Streaming and computer audio in general is plagued for me by a synthetic, plasticky sound quality. Sometimes this quality is brutally and painfully obvious, sometimes it is just a thin but still noticeable veil over the music, and only rarely does it seem to be completely absent (as I said, for example MSB with the internal DAC Renderer). I am so sensitive -- perhaps far more than many others -- to this plasticky sound quality by now that I can smell it from a mile away. Ok, I exaggerate. But my friends who are into streaming sometimes get mad at me or exasperated when I point out that computer audio tends to have those problems, and say I should go with the times...yeah, whatever. Maybe some very expensive upgrade some time far in the future; as I said I am just not interested in half-baked solutions of "good" sound quality that still have that synthetic, plasticky smell.
I totally understand David Karmeli who always complains about the sound of computer audio. Often the quality with it is so compromised that esoteric discussions about "high-res" vs Redbook files frankly become, in the context, very much secondary in importance.

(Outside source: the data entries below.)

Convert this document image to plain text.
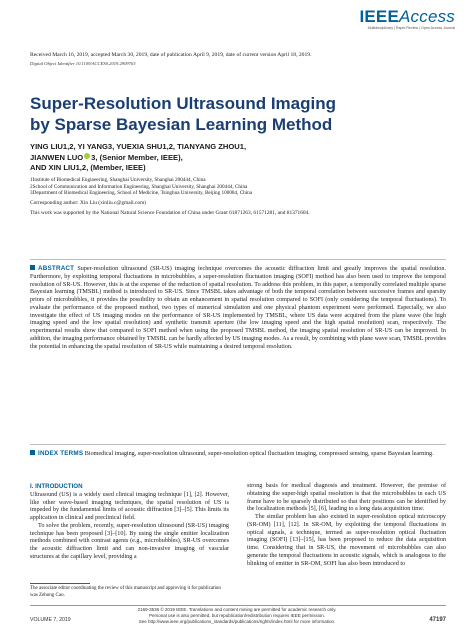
IEEEAccess
Multidisciplinary | Rapid Review | Open Access Journal
Received March 16, 2019, accepted March 30, 2019, date of publication April 9, 2019, date of current version April 18, 2019.
Digital Object Identifier 10.1109/ACCESS.2019.2909763
Super-Resolution Ultrasound Imaging
by Sparse Bayesian Learning Method
YING LIU1,2, YI YANG3, YUEXIA SHU1,2, TIANYANG ZHOU1,
JIANWEN LUO 3, (Senior Member, IEEE),
AND XIN LIU1,2, (Member, IEEE)
1Institute of Biomedical Engineering, Shanghai University, Shanghai 200444, China
2School of Communication and Information Engineering, Shanghai University, Shanghai 200444, China
3Department of Biomedical Engineering, School of Medicine, Tsinghua University, Beijing 100084, China
Corresponding author: Xin Liu (xinliu.c@gmail.com)
This work was supported by the National Natural Science Foundation of China under Grant 61871263, 61571281, and 81371604.

ABSTRACT Super-resolution ultrasound (SR-US) imaging technique overcomes the acoustic diffraction limit and greatly improves the spatial resolution. Furthermore, by exploiting temporal fluctuations in microbubbles, a super-resolution fluctuation imaging (SOFI) method has also been used to improve the temporal resolution of SR-US. However, this is at the expense of the reduction of spatial resolution. To address this problem, in this paper, a temporally correlated multiple sparse Bayesian learning (TMSBL) method is introduced to SR-US. Since TMSBL takes advantage of both the temporal correlation between successive frames and sparsity priors of microbubbles, it provides the possibility to obtain an enhancement in spatial resolution compared to SOFI (only considering the temporal fluctuations). To evaluate the performance of the proposed method, two types of numerical simulation and one physical phantom experiment were performed. Especially, we also investigate the effect of US imaging modes on the performance of SR-US implemented by TMSBL, where US data were acquired from the plane wave (the high imaging speed and the low spatial resolution) and synthetic transmit aperture (the low imaging speed and the high spatial resolution) scan, respectively. The experimental results show that compared to SOFI method when using the proposed TMSBL method, the imaging spatial resolution of SR-US can be improved. In addition, the imaging performance obtained by TMSBL can be hardly affected by US imaging modes. As a result, by combining with plane wave scan, TMSBL provides the potential in enhancing the spatial resolution of SR-US while maintaining a desired temporal resolution.

INDEX TERMS Biomedical imaging, super-resolution ultrasound, super-resolution optical fluctuation imaging, compressed sensing, sparse Bayesian learning.

I. INTRODUCTION

Ultrasound (US) is a widely used clinical imaging technique [1], [2]. However, like other wave-based imaging techniques, the spatial resolution of US is impeded by the fundamental limits of acoustic diffraction [3]–[5]. This limits its application in clinical and preclinical field.

To solve the problem, recently, super-resolution ultrasound (SR-US) imaging technique has been proposed [3]–[10]. By using the single emitter localization methods combined with contrast agents (e.g., microbubbles), SR-US overcomes the acoustic diffraction limit and can non-invasive imaging of vascular structures at the capillary level, providing a

strong basis for medical diagnosis and treatment. However, the premise of obtaining the super-high spatial resolution is that the microbubbles in each US frame have to be sparsely distributed so that their positions can be identified by the localization methods [5], [6], leading to a long data acquisition time.

The similar problem has also existed in super-resolution optical microscopy (SR-OM) [11], [12]. In SR-OM, by exploiting the temporal fluctuations in optical signals, a technique, termed as super-resolution optical fluctuation imaging (SOFI) [13]–[15], has been proposed to reduce the data acquisition time. Considering that in SR-US, the movement of microbubbles can also generate the temporal fluctuations in acoustic signals, which is analogous to the blinking of emitter in SR-OM, SOFI has also been introduced to

The associate editor coordinating the review of this manuscript and approving it for publication was Zehong Cao.
2169-3536 © 2019 IEEE. Translations and content mining are permitted for academic research only.
Personal use is also permitted, but republication/redistribution requires IEEE permission.
See http://www.ieee.org/publications_standards/publications/rights/index.html for more information.
VOLUME 7, 2019	47197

CD playback is not necessarily perfect either due to the jitter problem. My transport is quite good, better than many others, but on its own the tone with it is slightly flat, with a somewhat truncated decay (comparatively speaking). That is because of remaining transport jitter. Yet with my reclocker (the excellent Empirical Audio Synchro-Mesh with Dynamo power supply) the tone gains depth and richness, and fine detail becomes more evident. Decay is more fully developed. A slightly metallic quality, e.g., on strings, that is audible with transport alone, fades away. I am sure that very high quality transports (e.g., Spectral or dCS Vivaldi, don't know about EMM) do not suffer from this jitter problem and don't need a reclocker. Then the DAC clock on its own, internal or external, will suffice.